You should use open addressing with double hashing strategy. Start with initial hash table of size 7. Increase its size
to the next prime number at least twice larger than the current array size (which is N) when the load factor gets larger
than the maximum allowed load factor (maximum allowed load factor is to be given to the constructor to the hash
table). You must design your hash function so that it produces few collisions. A bad hash function that induces many
collisions will result in lowering of your mark.
You must implement the following public methods.
• public HashDictionary() throws DictionaryException We don’t want the user to use the
default constructor since the user has to specify the HashCode, and maximum load factor at the construction
time. Thus this default constructor must simply throw DictionaryException if it is ever called.
• public HashDictionary(HashCode inputCode, float inputLoadFactor) This is the constructor for the hash table which takes HashCode object and float inputLoadFactor which specifies the maximum
allowed load factor for the hash table. If the load factor becomes larger then inputLoadFactor, the (private)
rehash() method must be invoked.
• public Entry find(String key) If entry with this key exists in the dictionary, returns this entry,
otherwise returns null.
• public Entry remove(String key) throws DictionaryException Removes and returns
entry with specified key. Throws exception if no such entry exists.
• public void insert(String key, Pair value). This method inserts a new entry in the Dictionary, with the specified key and value.
• public int size() Returns the number of entries in the dictionary.
• public float averNumProbes().

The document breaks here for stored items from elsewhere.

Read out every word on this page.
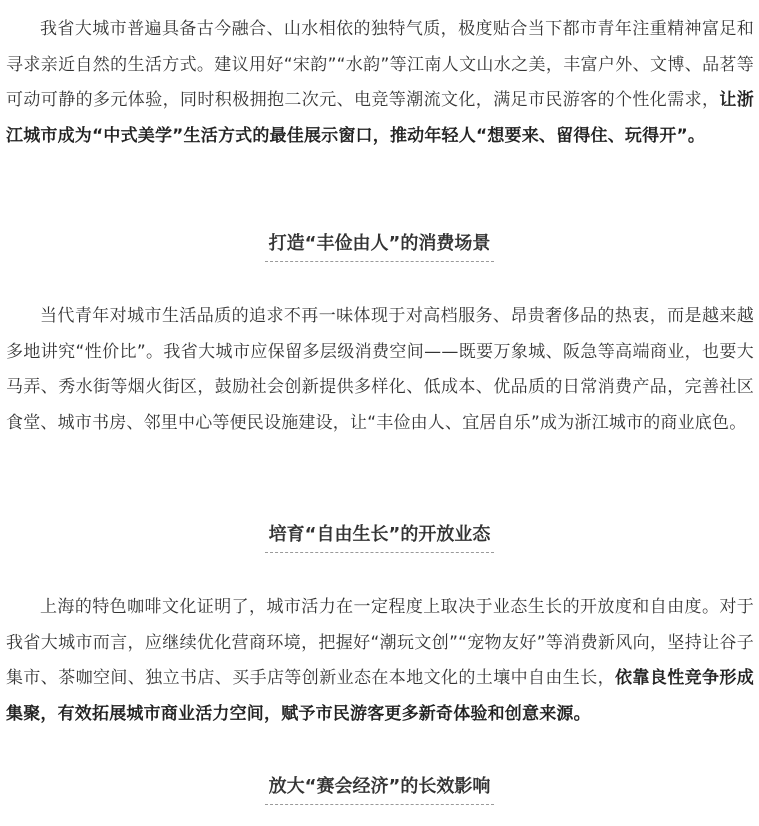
我省大城市普遍具备古今融合、山水相依的独特气质，极度贴合当下都市青年注重精神富足和寻求亲近自然的生活方式。建议用好“宋韵”“水韵”等江南人文山水之美，丰富户外、文博、品茗等可动可静的多元体验，同时积极拥抱二次元、电竞等潮流文化，满足市民游客的个性化需求，让浙江城市成为“中式美学”生活方式的最佳展示窗口，推动年轻人“想要来、留得住、玩得开”。

打造“丰俭由人”的消费场景

当代青年对城市生活品质的追求不再一味体现于对高档服务、昂贵奢侈品的热衷，而是越来越多地讲究“性价比”。我省大城市应保留多层级消费空间——既要万象城、阪急等高端商业，也要大马弄、秀水街等烟火街区，鼓励社会创新提供多样化、低成本、优品质的日常消费产品，完善社区食堂、城市书房、邻里中心等便民设施建设，让“丰俭由人、宜居自乐”成为浙江城市的商业底色。

培育“自由生长”的开放业态

上海的特色咖啡文化证明了，城市活力在一定程度上取决于业态生长的开放度和自由度。对于我省大城市而言，应继续优化营商环境，把握好“潮玩文创”“宠物友好”等消费新风向，坚持让谷子集市、茶咖空间、独立书店、买手店等创新业态在本地文化的土壤中自由生长，依靠良性竞争形成集聚，有效拓展城市商业活力空间，赋予市民游客更多新奇体验和创意来源。

放大“赛会经济”的长效影响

This method returns an average number of probes performed by your
hash table so far. You should count the total number of operations performed by the hash table ( each of find,
insert, remove count as one operation, don’t count any other operations) and also the total number of probes
performed so far by the hash table. When averNumProbes() is called, it should return ( (float) num probes
so far)/(num operations so far). As you increase the maximum allowed load factor, the average number of probes
should go up. When you run TestHashDictionary program, it will run your hash table at different load
factors and will print out the average probe numbers versus running time. If you see that average probe number
goes up as the max load factor goes up, you are probably computing probes/implementing hash table correctly.

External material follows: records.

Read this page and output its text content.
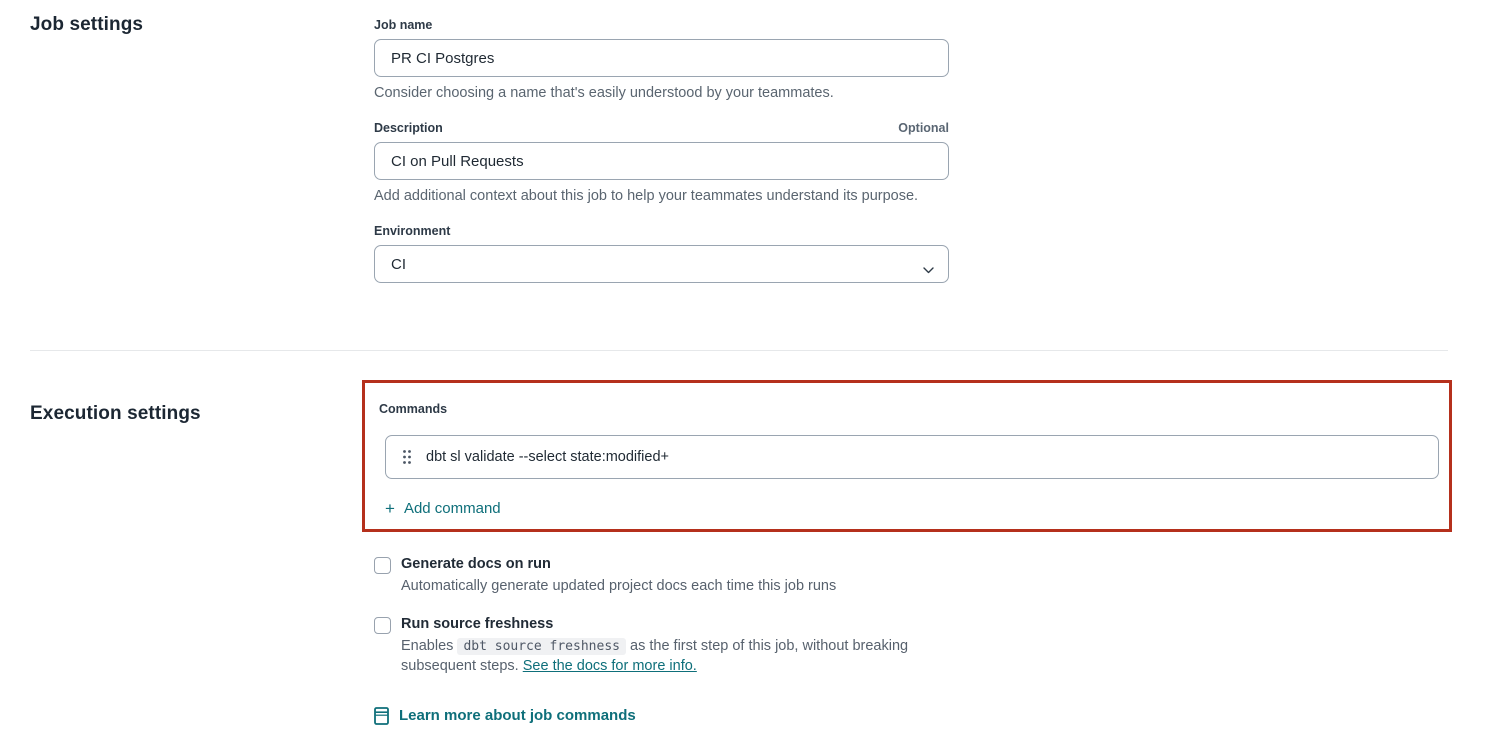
Job settings	Job name
PR CI Postgres
Consider choosing a name that's easily understood by your teammates.
Description	Optional
CI on Pull Requests
Add additional context about this job to help your teammates understand its purpose.
Environment
CI
Execution settings	Commands
dbt sl validate --select state:modified+
+ Add command
Generate docs on run
Automatically generate updated project docs each time this job runs
Run source freshness
Enables dbt source freshness as the first step of this job, without breaking subsequent steps. See the docs for more info.
Learn more about job commands
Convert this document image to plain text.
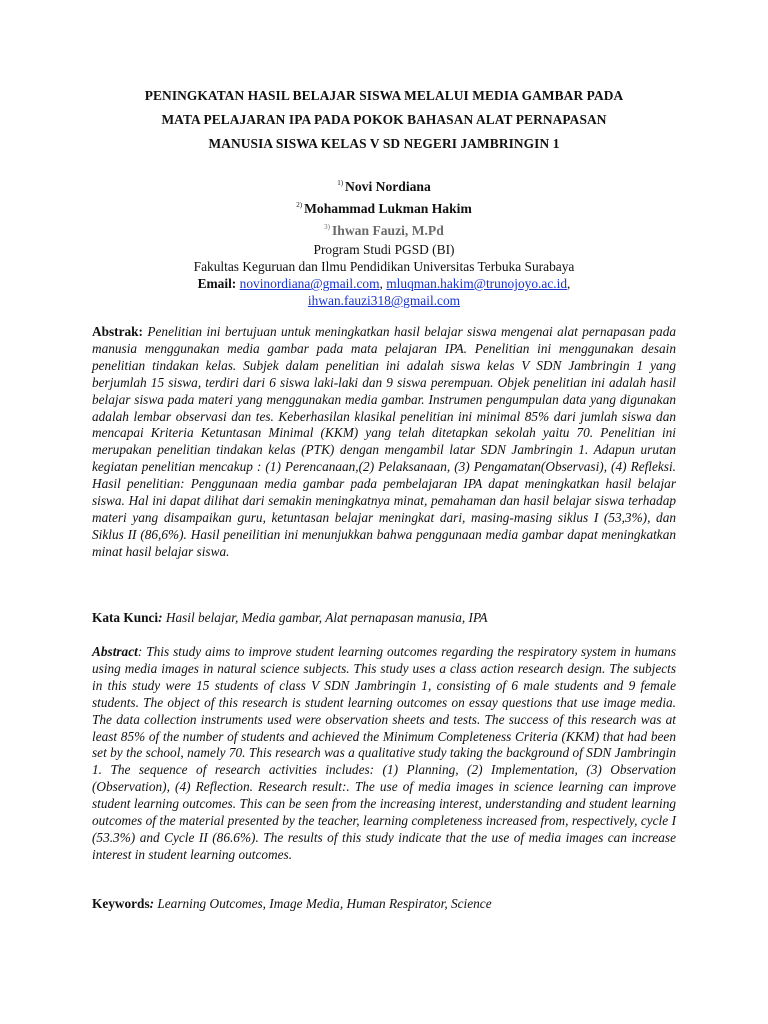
PENINGKATAN HASIL BELAJAR SISWA MELALUI MEDIA GAMBAR PADA
MATA PELAJARAN IPA PADA POKOK BAHASAN ALAT PERNAPASAN
MANUSIA SISWA KELAS V SD NEGERI JAMBRINGIN 1
$^{1)}$ Novi Nordiana
$^{2)}$ Mohammad Lukman Hakim
$^{3)}$ Ihwan Fauzi, M.Pd
Program Studi PGSD (BI)
Fakultas Keguruan dan Ilmu Pendidikan Universitas Terbuka Surabaya
Email: novinordiana@gmail.com, mluqman.hakim@trunojoyo.ac.id,
ihwan.fauzi318@gmail.com
Abstrak: Penelitian ini bertujuan untuk meningkatkan hasil belajar siswa mengenai alat pernapasan pada manusia menggunakan media gambar pada mata pelajaran IPA. Penelitian ini menggunakan desain penelitian tindakan kelas. Subjek dalam penelitian ini adalah siswa kelas V SDN Jambringin 1 yang berjumlah 15 siswa, terdiri dari 6 siswa laki-laki dan 9 siswa perempuan. Objek penelitian ini adalah hasil belajar siswa pada materi yang menggunakan media gambar. Instrumen pengumpulan data yang digunakan adalah lembar observasi dan tes. Keberhasilan klasikal penelitian ini minimal 85% dari jumlah siswa dan mencapai Kriteria Ketuntasan Minimal (KKM) yang telah ditetapkan sekolah yaitu 70. Penelitian ini merupakan penelitian tindakan kelas (PTK) dengan mengambil latar SDN Jambringin 1. Adapun urutan kegiatan penelitian mencakup : (1) Perencanaan,(2) Pelaksanaan, (3) Pengamatan(Observasi), (4) Refleksi. Hasil penelitian: Penggunaan media gambar pada pembelajaran IPA dapat meningkatkan hasil belajar siswa. Hal ini dapat dilihat dari semakin meningkatnya minat, pemahaman dan hasil belajar siswa terhadap materi yang disampaikan guru, ketuntasan belajar meningkat dari, masing-masing siklus I (53,3%), dan Siklus II (86,6%). Hasil peneilitian ini menunjukkan bahwa penggunaan media gambar dapat meningkatkan minat hasil belajar siswa.
Kata Kunci: Hasil belajar, Media gambar, Alat pernapasan manusia, IPA
Abstract: This study aims to improve student learning outcomes regarding the respiratory system in humans using media images in natural science subjects. This study uses a class action research design. The subjects in this study were 15 students of class V SDN Jambringin 1, consisting of 6 male students and 9 female students. The object of this research is student learning outcomes on essay questions that use image media. The data collection instruments used were observation sheets and tests. The success of this research was at least 85% of the number of students and achieved the Minimum Completeness Criteria (KKM) that had been set by the school, namely 70. This research was a qualitative study taking the background of SDN Jambringin 1. The sequence of research activities includes: (1) Planning, (2) Implementation, (3) Observation (Observation), (4) Reflection. Research result:. The use of media images in science learning can improve student learning outcomes. This can be seen from the increasing interest, understanding and student learning outcomes of the material presented by the teacher, learning completeness increased from, respectively, cycle I (53.3%) and Cycle II (86.6%). The results of this study indicate that the use of media images can increase interest in student learning outcomes.
Keywords: Learning Outcomes, Image Media, Human Respirator, Science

You can implement any other methods that you want, but they must be declared as private methods. Also any
member variables must be private.
10
Coding Style
Your mark will be based partly on your coding style.

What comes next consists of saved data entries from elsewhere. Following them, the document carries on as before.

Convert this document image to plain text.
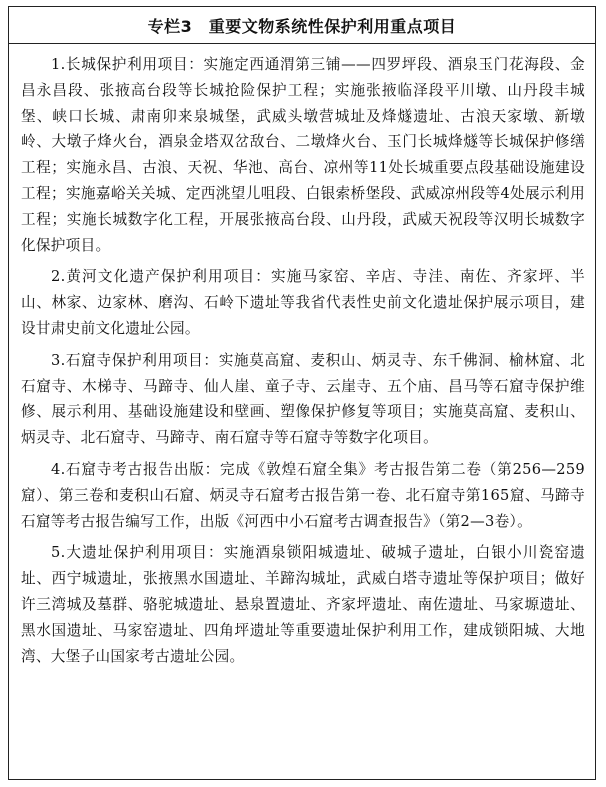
专栏3　重要文物系统性保护利用重点项目

1.长城保护利用项目：实施定西通渭第三铺——四罗坪段、酒泉玉门花海段、金昌永昌段、张掖高台段等长城抢险保护工程；实施张掖临泽段平川墩、山丹段丰城堡、峡口长城、肃南卯来泉城堡，武威头墩营城址及烽燧遗址、古浪天家墩、新墩岭、大墩子烽火台，酒泉金塔双岔敌台、二墩烽火台、玉门长城烽燧等长城保护修缮工程；实施永昌、古浪、天祝、华池、高台、凉州等11处长城重要点段基础设施建设工程；实施嘉峪关关城、定西洮望儿咀段、白银索桥堡段、武威凉州段等4处展示利用工程；实施长城数字化工程，开展张掖高台段、山丹段，武威天祝段等汉明长城数字化保护项目。

2.黄河文化遗产保护利用项目：实施马家窑、辛店、寺洼、南佐、齐家坪、半山、林家、边家林、磨沟、石岭下遗址等我省代表性史前文化遗址保护展示项目，建设甘肃史前文化遗址公园。

3.石窟寺保护利用项目：实施莫高窟、麦积山、炳灵寺、东千佛洞、榆林窟、北石窟寺、木梯寺、马蹄寺、仙人崖、童子寺、云崖寺、五个庙、昌马等石窟寺保护维修、展示利用、基础设施建设和壁画、塑像保护修复等项目；实施莫高窟、麦积山、炳灵寺、北石窟寺、马蹄寺、南石窟寺等石窟寺等数字化项目。

4.石窟寺考古报告出版：完成《敦煌石窟全集》考古报告第二卷（第256—259窟）、第三卷和麦积山石窟、炳灵寺石窟考古报告第一卷、北石窟寺第165窟、马蹄寺石窟等考古报告编写工作，出版《河西中小石窟考古调查报告》（第2—3卷）。

5.大遗址保护利用项目：实施酒泉锁阳城遗址、破城子遗址，白银小川瓷窑遗址、西宁城遗址，张掖黑水国遗址、羊蹄沟城址，武威白塔寺遗址等保护项目；做好许三湾城及墓群、骆驼城遗址、悬泉置遗址、齐家坪遗址、南佐遗址、马家塬遗址、黑水国遗址、马家窑遗址、四角坪遗址等重要遗址保护利用工作，建成锁阳城、大地湾、大堡子山国家考古遗址公园。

• Variable and method names should be chosen to reflect their purpose in the program.
• Comments, indenting, and whitespace should be used to improve readability.
• No variable declarations should appear outside methods (“instance variables”) unless they contain data which
is to be maintained in the object from call to call. In other words, variables which are needed only inside
methods, whose value does not have to be remembered until the next method call, should be declared inside
those methods.
• All variables declared outside methods (“instance variables”) should be declared private (not protected)
to maximize information hiding. Any access to the variables should be done with accessor methods, like Key()
and Value() for the Entry.
10.1
Hints
When you call the program CheatDetect keywords.txt f1.java f2.java 7 the command line arguments will be stored as follows:
• args[0]=”keywords.txt”,
• args[1] = ”f1.java”
• args[2] = ”f2.java”
• args[3] = ”7”
To convert ”7” from a String to int, you can use: int length = (new Integer(args[3])).intValue();
10.2
Grading
Your grade will be computed as follows.
• Program compiles, produces a meaningful output: 15 marks
• TestHashDictionary tests pass: 40 marks (8 tests, each worth 5 marks)
• Coding Style: 10 marks
• Hash table implementation: 20 marks
• CheatDetect program implementation: 15 marks.
11
Sample Files Provided
• keywords.txt: java keywords
• file1.java: java program test file 1
• file2.java: java program test file 2
• output.txt: output for file1.java file2.java with length = 28
12
Handing In Your Program
Submit your assignment via online OWL system.